A Tight Lower Bound for Comparison-Based Quantile Summaries
Graham Cormode, Pavel Veselý
TL;DR
This work proves a tight Ω( (1/ε) · log(ε N) ) space lower bound for deterministic, comparison-based ε-approximate quantile summaries in one-pass streaming, matching the GK upper bound and ruling out sublogarithmic, N-independent space. The authors introduce indistinguishable streams and a recursive adversarial construction that refines intervals to maximize the rank gap while preserving indistinguishability, culminating in a space–gap inequality that links memory usage to the largest gap. The results extend to biased (relative-error) quantiles and yield corollaries for approximate median computation and rank estimation, and they provide a framework for understanding the limits of both deterministic and randomized, comparison-based streaming quantile methods. Overall, the paper settles the asymptotic space complexity landscape for this problem (in the deterministic, comparison-based model) and clarifies the tradeoffs and boundaries for related tasks in streaming quantile computation.
Abstract
Quantiles, such as the median or percentiles, provide concise and useful information about the distribution of a collection of items, drawn from a totally ordered universe. We study data structures, called quantile summaries, which keep track of all quantiles, up to an error of at most $\varepsilon$. That is, an $\varepsilon$-approximate quantile summary first processes a stream of items and then, given any quantile query $0\le φ\le 1$, returns an item from the stream, which is a $φ'$-quantile for some $φ' = φ\pm \varepsilon$. We focus on comparison-based quantile summaries that can only compare two items and are otherwise completely oblivious of the universe. The best such deterministic quantile summary to date, due to Greenwald and Khanna (SIGMOD '01), stores at most $O(\frac{1}{\varepsilon}\cdot \log \varepsilon N)$ items, where $N$ is the number of items in the stream. We prove that this space bound is optimal by showing a matching lower bound.
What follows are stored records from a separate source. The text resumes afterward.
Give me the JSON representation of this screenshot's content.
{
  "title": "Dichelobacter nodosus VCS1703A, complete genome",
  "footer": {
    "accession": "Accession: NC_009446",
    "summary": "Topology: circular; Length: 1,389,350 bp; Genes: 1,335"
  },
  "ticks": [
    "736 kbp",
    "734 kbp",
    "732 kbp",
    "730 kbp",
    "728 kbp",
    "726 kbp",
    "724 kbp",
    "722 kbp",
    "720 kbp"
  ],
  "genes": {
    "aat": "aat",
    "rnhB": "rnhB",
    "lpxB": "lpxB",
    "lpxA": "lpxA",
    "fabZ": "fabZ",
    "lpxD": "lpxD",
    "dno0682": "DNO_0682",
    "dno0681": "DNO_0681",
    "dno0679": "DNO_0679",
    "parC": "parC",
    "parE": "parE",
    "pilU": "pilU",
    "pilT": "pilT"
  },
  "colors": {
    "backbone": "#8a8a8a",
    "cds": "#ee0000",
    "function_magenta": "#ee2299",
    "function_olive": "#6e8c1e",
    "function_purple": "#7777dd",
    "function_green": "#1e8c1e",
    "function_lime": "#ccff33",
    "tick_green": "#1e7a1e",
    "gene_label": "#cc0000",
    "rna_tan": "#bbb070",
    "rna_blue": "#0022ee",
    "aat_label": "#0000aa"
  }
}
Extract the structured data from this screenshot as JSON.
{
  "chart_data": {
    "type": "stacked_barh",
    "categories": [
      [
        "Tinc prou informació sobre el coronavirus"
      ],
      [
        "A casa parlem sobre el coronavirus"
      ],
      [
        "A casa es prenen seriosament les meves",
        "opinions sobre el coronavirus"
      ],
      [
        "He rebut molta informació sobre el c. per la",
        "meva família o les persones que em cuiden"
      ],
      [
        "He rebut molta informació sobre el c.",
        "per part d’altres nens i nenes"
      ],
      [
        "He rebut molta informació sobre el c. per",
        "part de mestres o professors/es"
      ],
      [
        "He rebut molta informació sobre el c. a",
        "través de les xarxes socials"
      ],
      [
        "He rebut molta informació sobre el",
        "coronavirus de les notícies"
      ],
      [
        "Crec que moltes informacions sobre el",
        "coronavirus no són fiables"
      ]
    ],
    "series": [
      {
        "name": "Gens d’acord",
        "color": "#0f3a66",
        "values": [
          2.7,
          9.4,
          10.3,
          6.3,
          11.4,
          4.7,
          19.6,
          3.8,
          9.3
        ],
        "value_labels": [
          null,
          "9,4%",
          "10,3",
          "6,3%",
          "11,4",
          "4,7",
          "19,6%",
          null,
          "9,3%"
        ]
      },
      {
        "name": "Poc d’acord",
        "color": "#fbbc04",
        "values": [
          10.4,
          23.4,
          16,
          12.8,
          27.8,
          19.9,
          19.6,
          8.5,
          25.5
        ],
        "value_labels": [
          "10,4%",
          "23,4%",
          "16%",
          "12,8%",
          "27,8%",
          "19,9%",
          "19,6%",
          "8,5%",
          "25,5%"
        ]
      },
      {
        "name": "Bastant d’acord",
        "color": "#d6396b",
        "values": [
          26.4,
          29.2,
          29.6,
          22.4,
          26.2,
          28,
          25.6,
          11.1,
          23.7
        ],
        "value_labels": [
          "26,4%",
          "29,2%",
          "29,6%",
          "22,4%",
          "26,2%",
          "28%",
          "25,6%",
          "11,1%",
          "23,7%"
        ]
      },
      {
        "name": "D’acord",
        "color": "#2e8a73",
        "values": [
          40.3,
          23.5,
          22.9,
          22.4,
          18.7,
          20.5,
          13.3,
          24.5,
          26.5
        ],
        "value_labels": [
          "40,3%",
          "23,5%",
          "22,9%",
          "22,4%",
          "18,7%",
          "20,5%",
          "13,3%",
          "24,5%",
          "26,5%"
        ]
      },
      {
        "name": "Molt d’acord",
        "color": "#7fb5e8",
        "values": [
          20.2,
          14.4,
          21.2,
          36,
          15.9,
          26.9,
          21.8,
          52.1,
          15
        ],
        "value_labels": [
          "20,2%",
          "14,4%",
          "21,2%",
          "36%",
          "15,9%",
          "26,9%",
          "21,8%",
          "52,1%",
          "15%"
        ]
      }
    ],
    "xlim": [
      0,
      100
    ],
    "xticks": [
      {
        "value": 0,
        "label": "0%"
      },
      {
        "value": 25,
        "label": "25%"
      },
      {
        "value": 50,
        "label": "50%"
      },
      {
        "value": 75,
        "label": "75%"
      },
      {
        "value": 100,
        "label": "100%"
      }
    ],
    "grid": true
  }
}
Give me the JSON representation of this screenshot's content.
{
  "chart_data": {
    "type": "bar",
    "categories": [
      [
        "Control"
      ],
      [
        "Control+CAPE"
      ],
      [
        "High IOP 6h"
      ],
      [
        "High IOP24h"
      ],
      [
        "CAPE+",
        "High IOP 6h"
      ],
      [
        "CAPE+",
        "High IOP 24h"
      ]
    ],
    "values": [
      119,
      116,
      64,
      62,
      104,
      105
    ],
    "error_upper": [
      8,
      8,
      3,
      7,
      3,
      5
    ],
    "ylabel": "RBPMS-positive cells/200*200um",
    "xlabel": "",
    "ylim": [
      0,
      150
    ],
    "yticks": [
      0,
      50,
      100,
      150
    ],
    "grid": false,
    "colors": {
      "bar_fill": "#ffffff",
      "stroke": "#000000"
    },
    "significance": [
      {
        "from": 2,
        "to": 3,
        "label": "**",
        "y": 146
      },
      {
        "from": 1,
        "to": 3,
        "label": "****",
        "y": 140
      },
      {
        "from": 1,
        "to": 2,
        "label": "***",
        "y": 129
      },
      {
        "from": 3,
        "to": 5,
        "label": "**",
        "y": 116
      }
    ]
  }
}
Our result thus rules out the possibility of constructing a deterministic comparison-based quantile summary in space $f(\varepsilon)\cdot o(\log N)$, for any function $f$ that does not depend on $N$. As a corollary, we improve the lower bound for biased quantiles, which provide a stronger, relative-error guarantee of $(1\pm \varepsilon)\cdot φ$, and for other related computational tasks.